Some of the views expressed in the following notes on newly approved products should be regarded as preliminary, as there may have been limited published data at the time of publication, and little experience in Australia of their safety or efficacy. However, the Editorial Executive Committee believes that comments made in good faith at an early stage may still be of value. Before new drugs are prescribed, the Committee believes it is important that more detailed information is obtained from the manufacturer's approved product information, a drug information centre or some other appropriate source.
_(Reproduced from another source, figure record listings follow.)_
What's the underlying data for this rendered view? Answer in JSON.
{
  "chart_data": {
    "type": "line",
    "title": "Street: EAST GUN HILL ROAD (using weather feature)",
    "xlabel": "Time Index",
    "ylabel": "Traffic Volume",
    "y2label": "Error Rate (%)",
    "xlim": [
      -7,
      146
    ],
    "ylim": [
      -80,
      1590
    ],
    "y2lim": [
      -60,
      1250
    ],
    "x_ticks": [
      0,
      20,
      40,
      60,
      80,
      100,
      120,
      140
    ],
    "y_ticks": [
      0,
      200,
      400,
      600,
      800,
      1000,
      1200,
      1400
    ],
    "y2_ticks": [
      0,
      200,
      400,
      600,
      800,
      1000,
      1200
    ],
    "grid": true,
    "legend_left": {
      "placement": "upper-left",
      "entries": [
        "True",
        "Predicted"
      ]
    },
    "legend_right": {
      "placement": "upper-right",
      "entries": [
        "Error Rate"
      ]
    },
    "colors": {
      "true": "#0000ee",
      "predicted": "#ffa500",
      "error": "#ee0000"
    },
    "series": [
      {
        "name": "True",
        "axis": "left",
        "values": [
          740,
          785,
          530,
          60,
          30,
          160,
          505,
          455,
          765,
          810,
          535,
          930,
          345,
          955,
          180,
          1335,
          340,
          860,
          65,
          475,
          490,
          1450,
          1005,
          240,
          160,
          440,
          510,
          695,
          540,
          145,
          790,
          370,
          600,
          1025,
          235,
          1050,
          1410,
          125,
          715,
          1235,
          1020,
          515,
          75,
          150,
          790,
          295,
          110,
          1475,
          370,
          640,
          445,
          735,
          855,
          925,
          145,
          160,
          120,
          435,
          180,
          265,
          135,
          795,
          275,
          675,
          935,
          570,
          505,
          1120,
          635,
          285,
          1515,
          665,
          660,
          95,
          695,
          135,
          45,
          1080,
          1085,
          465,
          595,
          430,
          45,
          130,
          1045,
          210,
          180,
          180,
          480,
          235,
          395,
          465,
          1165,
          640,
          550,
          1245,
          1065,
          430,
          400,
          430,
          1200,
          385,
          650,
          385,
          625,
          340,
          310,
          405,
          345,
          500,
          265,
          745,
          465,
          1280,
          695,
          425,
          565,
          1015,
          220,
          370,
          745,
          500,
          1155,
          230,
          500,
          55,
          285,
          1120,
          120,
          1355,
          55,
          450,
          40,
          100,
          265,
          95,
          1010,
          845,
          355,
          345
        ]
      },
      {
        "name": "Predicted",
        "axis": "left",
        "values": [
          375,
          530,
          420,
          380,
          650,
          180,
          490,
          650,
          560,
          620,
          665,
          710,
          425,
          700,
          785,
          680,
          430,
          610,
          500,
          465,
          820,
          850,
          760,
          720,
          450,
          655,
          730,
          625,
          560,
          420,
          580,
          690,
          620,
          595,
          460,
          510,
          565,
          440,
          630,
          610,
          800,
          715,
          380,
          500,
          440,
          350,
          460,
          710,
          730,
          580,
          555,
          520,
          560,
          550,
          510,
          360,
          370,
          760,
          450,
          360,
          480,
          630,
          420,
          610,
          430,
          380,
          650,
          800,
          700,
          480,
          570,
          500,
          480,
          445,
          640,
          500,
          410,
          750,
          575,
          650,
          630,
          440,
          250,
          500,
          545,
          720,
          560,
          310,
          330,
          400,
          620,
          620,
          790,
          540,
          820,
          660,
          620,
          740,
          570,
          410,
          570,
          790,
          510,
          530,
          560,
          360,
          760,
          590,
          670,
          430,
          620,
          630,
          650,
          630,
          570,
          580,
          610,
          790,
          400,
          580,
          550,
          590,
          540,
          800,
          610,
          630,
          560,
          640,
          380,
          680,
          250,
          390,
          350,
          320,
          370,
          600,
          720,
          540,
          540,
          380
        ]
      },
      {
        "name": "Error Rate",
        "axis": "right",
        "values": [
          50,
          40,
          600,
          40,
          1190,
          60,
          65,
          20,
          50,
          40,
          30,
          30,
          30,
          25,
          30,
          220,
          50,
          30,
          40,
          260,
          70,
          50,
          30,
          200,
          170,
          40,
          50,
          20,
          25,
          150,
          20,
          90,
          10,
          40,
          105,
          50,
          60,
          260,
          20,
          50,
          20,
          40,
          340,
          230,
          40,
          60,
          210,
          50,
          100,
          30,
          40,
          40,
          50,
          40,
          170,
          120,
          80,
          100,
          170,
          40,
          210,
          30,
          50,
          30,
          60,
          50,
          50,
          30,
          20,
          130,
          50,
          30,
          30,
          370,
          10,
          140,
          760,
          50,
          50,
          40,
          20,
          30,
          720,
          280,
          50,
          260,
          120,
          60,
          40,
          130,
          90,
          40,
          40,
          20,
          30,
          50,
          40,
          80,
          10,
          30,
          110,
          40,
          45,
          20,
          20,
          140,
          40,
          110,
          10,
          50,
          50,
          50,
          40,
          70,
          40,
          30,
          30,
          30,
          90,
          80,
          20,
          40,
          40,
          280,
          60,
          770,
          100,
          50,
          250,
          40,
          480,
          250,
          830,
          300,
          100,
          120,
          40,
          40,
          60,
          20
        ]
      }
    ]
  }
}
Agenerase (Glaxo Wellcome)
150 mg capsules, and 240 mL bottles containing 15 mg/mL oral solution
Approved indication: HIV-1
Australian Medicines Handbook Section 5.3.5
Amprenavir is the fifth protease inhibitor to be approved for use in Australia. It can be used to treat HIV infection in combination with other antiretroviral drugs, such as zidovudine and lamivudine. By inhibiting the protease in HIV-1, amprenavir results in the production of non-infectious virions.
Patients take amprenavir twice a day. As the dose is 20 mg/kg the patients need to take several capsules. The oral solution is less bioavailable than the capsules, so the doses are not equivalent. Although absorption is affected by food, amprenavir can be taken with or without food. The volume of distribution is large, but amprenavir does not greatly penetrate the blood brain barrier. Concentrations in cerebrospinal fluid are less than 1% of the plasma concentration.
Amprenavir is eliminated by hepatic metabolism and has a half-life of 7-11hours. The metabolism of amprenavir involves cytochrome CYP3A4. It therefore has many potential interactions including those with other drugs used to treat HIV. Patients taking amprenavir should not be given drugs such as midazolam, triazolam, ergot derivatives and rifampicin.
Clinical trials show that adding amprenavir to a combination of zidovudine and lamivudine in previously untreated patients is more efficacious than the combination alone. Almost 60% of patients will have concentrations of viral RNA less than 400 copies/mL after 16 weeks of treatment. An open label extension of this study resulted in 43% of the patients being at or below the target concentration after 48 weeks.1
In patients who have previously had treatment, but not with a protease inhibitor,30% will have less than 400 copies/mL after 48 weeks. If amprenavir is given to patients who have already been treated with a protease inhibitor, 34% will have less than 200 copies/mL after 24 weeks of taking the dual protease inhibitor regimen. The response rate is reduced if the patients have previously taken a non-nucleoside reverse transcriptase inhibitor.
Adverse effects are common and include nausea, vomiting and diarrhoea. Some patients will develop rashes. These usually resolve spontaneously, but the Stevens-Johnstone syndrome has been reported. Other uncommon adverse effects include lipodystrophy, hyperlipidaemia and diabetes mellitus.
The capsule formulation contains vitamin E, so patients are advised not to take supplements of vitamin E. The oral solution is not suitable for young children and pregnant women because it contains the potentially toxic propyleneglycol. This formulation is also contraindicated in patients with hepatic or renal impairment.
In patients who have not previously had a protease inhibitor as part of their treatment, indinavir may be better tolerated and have greater efficacy than amprenavir. However, it is only approved for patients who have previously been treated with a protease inhibitor. HIV can become resistant to protease inhibitors, however the profile of resistance to amprenavir differs from that of other protease inhibitors. It may therefore have a role in 'salvage therapy' when resistance to other protease inhibitors has developed
- Goodgame JC, Pottage JC, Jablonowski H, Hardy WD, Stein A, Fischl M, et al. Amprenavirin combination with lamivudine and zidovudine versus lamivudine and zidovudine alone in HIV-1-infected antiretroviral-naive adults. Antivir Ther 2000;5:215-25.